8. Untitled Gay Retiree Documentary – This film captures the experiences of several LGBTQ seniors as they navigate the adventures, challenges and surprises of their “golden years.”
PJ Raval is an award-winning filmmaker/cinematographer (ASC Charles B. Lang Jr. Heritage Award, Haskell Wexler Award for Best Cinematography), and was named one of Filmmaker Magazine’s “25 New Faces of Independent Film” in 2006, Out Magazine’s “100 Out” in 2010, and has been featured in American Cinematographer. PJ’s latest film Trinidad (co-directed by Jay Hodges) won the Cleveland International Film Festival Documentary Jury Award and can currently be seen on Showtime and MTV’s Logo network. His cinematography credits include the 2009 Academy Award nominated and 2008 Sundance Film Festival Documentary Grand Jury Award Winner Trouble the Water, the 2006 Film Independent Spirit Award nominated Room, the Los Angeles Film Festival Narrative Feature Award winner Gretchen, The Two Bobs, and the recently wrapped Cooler. PJ is currently shooting Fourplay, his second feature with acclaimed director Kyle Henry.

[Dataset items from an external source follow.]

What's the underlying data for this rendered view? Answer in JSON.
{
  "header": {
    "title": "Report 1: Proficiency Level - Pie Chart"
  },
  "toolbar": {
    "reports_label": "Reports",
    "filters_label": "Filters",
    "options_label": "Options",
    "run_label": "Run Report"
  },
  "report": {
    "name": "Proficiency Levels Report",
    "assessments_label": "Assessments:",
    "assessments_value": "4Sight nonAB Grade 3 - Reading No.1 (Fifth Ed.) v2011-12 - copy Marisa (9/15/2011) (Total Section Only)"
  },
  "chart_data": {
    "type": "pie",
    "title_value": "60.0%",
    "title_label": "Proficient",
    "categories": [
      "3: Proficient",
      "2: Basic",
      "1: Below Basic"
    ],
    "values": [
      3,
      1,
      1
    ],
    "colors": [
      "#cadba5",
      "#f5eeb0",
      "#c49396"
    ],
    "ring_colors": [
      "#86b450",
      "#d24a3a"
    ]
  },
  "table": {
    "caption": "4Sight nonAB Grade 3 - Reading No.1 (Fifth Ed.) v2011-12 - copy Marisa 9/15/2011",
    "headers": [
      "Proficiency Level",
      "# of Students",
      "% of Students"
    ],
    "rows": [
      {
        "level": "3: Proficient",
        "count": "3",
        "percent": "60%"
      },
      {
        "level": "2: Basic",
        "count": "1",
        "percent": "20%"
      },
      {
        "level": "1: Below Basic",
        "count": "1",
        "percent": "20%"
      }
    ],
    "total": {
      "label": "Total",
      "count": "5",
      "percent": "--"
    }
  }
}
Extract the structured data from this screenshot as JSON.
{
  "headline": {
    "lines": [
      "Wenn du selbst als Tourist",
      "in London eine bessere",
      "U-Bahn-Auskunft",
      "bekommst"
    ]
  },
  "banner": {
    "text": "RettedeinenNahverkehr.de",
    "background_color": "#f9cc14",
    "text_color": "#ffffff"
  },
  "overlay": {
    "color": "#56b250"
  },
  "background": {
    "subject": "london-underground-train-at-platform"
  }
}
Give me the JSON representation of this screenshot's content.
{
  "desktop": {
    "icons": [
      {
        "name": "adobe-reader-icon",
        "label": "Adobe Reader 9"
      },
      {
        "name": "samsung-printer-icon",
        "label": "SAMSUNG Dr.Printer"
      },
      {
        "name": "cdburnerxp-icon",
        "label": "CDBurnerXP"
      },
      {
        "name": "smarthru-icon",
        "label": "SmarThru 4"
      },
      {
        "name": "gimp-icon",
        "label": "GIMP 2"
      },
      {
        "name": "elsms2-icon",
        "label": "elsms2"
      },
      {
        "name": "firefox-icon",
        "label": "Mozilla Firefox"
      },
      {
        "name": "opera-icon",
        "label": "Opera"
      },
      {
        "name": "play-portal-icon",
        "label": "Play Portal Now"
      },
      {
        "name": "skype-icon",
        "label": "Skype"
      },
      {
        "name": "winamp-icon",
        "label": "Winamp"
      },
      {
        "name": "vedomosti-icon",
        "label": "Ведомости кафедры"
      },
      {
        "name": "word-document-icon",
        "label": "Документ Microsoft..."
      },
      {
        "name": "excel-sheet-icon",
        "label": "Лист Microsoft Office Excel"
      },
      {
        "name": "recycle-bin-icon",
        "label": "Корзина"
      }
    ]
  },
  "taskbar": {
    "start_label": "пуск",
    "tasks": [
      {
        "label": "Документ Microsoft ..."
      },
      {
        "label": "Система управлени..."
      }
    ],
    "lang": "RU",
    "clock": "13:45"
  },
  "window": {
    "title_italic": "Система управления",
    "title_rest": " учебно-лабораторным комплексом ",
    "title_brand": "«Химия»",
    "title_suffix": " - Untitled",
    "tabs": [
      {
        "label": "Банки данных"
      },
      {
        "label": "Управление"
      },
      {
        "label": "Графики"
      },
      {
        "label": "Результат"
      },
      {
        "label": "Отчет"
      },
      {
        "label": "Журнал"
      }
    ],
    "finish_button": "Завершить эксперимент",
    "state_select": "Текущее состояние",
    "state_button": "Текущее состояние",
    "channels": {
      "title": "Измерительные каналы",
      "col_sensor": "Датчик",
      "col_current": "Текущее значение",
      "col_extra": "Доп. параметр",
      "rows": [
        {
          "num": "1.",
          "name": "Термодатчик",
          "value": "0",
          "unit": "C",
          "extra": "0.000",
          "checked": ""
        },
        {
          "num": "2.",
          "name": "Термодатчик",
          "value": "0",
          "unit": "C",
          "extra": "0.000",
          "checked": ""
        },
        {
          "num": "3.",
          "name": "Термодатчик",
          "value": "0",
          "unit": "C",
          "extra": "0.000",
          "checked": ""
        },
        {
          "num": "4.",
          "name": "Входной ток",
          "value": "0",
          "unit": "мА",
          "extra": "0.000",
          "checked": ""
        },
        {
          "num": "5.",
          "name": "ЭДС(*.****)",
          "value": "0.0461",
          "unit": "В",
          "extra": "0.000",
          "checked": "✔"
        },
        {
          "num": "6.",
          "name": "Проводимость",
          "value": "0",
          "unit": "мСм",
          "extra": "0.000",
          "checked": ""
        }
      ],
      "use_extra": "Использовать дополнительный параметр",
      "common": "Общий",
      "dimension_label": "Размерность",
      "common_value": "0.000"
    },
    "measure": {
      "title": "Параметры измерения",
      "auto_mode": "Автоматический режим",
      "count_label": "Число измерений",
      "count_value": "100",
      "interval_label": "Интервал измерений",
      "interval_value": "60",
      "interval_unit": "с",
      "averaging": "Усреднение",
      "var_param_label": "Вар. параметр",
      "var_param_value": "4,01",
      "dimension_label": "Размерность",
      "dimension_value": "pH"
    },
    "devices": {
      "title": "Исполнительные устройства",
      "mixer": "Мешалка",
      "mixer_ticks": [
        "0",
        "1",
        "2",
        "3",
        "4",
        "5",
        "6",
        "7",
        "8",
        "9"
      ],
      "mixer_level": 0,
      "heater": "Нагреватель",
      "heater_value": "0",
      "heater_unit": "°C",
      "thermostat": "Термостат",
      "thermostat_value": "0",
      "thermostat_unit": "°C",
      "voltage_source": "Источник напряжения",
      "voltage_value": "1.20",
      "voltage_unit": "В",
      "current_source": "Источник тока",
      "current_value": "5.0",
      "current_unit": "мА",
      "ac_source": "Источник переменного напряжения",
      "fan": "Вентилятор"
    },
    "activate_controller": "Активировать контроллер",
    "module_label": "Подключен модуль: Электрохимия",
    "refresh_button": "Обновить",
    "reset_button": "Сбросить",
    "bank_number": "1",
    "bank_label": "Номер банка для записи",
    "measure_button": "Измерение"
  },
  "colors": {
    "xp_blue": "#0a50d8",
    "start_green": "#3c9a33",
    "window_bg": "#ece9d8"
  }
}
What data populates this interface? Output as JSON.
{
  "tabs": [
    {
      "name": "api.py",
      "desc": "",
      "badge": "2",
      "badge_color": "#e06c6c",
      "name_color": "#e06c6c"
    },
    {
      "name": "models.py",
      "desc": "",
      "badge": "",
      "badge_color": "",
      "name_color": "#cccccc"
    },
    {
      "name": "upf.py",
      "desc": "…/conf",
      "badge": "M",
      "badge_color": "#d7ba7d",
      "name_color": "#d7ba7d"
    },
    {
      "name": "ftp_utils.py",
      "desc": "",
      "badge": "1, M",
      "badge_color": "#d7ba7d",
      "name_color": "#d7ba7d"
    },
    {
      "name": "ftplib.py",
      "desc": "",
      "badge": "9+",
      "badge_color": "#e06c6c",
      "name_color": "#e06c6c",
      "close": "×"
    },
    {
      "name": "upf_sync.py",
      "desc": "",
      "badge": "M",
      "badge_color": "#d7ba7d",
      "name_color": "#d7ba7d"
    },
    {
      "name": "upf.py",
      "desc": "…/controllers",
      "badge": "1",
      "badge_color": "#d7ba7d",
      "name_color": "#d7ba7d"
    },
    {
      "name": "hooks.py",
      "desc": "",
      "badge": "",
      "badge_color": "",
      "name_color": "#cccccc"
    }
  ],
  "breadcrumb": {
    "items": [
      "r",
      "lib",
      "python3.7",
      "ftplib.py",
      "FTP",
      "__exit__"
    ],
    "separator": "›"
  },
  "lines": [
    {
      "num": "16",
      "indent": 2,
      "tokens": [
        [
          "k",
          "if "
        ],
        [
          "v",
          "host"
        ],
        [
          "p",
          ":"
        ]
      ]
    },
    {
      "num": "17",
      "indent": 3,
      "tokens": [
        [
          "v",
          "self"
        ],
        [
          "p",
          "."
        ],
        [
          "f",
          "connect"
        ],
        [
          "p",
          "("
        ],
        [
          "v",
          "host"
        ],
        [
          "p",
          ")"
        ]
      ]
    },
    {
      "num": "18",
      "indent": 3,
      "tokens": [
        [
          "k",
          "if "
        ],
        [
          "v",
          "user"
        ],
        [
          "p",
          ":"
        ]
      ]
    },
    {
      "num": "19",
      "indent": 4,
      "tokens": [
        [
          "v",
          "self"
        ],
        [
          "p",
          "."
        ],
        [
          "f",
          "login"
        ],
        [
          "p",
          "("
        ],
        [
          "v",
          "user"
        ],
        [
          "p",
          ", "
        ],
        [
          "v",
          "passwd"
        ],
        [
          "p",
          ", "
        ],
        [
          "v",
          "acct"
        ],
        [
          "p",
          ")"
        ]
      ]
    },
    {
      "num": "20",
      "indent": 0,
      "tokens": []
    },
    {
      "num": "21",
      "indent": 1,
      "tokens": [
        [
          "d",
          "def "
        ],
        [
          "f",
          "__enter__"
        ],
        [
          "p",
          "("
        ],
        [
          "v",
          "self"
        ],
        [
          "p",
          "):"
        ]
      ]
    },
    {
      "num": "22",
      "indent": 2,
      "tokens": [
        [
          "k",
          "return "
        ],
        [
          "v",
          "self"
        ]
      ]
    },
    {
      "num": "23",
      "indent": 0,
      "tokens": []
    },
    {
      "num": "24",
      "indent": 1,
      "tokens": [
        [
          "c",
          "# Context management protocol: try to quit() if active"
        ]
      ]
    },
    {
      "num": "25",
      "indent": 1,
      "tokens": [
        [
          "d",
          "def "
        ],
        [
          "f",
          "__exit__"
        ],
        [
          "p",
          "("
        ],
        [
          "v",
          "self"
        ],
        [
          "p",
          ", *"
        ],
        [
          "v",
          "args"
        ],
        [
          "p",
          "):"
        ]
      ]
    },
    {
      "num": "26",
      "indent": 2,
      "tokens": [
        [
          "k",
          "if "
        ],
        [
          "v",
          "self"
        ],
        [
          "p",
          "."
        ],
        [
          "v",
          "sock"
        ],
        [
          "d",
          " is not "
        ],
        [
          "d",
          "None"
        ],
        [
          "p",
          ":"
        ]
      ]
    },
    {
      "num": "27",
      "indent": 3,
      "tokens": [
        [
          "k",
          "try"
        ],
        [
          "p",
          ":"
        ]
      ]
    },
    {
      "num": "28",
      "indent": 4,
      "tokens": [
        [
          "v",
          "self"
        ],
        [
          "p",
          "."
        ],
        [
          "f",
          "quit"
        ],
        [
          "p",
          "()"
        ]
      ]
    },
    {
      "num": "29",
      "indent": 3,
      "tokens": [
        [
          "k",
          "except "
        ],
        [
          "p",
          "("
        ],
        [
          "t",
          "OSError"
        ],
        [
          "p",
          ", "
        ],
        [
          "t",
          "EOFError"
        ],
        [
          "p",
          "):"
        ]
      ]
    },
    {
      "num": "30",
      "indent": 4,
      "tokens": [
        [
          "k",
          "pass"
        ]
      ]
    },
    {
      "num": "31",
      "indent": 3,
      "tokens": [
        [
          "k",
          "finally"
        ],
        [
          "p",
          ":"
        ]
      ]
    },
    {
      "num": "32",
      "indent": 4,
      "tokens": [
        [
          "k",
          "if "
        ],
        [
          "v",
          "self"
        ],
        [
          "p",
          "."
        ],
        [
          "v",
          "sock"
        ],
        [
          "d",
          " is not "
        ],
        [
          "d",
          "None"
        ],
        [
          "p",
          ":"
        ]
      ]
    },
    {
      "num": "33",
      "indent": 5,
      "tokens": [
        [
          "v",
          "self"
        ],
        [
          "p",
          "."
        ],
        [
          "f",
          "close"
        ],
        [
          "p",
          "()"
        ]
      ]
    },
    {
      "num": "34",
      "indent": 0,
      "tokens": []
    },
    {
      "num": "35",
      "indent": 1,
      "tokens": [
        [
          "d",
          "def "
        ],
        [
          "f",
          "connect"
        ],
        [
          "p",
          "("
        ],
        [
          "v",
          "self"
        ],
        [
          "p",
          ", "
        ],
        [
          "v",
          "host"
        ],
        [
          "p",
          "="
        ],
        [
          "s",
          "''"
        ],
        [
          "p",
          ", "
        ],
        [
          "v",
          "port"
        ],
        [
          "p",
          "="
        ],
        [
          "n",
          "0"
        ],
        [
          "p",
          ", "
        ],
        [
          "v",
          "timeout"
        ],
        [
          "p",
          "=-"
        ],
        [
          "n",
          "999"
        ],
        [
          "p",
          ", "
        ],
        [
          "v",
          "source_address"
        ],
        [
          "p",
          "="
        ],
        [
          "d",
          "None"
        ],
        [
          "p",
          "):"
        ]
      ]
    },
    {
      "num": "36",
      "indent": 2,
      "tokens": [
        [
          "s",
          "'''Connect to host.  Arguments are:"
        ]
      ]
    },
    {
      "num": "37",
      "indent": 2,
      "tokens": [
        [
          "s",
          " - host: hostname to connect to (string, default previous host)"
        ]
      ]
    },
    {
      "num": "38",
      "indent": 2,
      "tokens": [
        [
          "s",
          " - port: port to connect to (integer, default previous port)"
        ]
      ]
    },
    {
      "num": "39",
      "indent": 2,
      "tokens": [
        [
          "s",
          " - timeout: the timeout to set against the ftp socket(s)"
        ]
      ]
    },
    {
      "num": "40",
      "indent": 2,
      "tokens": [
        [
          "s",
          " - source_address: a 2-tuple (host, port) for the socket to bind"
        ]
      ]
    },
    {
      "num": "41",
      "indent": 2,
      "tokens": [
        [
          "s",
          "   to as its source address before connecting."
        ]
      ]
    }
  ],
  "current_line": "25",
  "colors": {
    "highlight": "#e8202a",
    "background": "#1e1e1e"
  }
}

9. We Women Warriors – This film follows three brave and remarkable native women in Colombia as they nonviolently defend their autonomy amid ongoing warfare.
Nicole Karsin has a BA from Sarah Lawrence College and a Masters of Science from Columbia University Graduate School of Journalism. She moved to Bogotá to cover Colombia’s armed conflict and humanitarian crisis as a correspondent for a U.S. audience in 2002 and recently moved back to LA to complete We Women Warriors. She has reported for the New York Times, Village Voice, San Francisco Chronicle, NPR and Pacifica Radio among others. White working as an independent journalist in radio, print and photography, Nicole began producing and directing digital films. She formed Todos Los Pueblos Productions LLC (All the Peoples’ Productions) in 2007 to move audiences to action through artful, character-driven films about global struggles for human rights and dignity. In 2008, NextPix selected We Women Warriors for the “firstPix” grant for an opera primi representing humanistic media.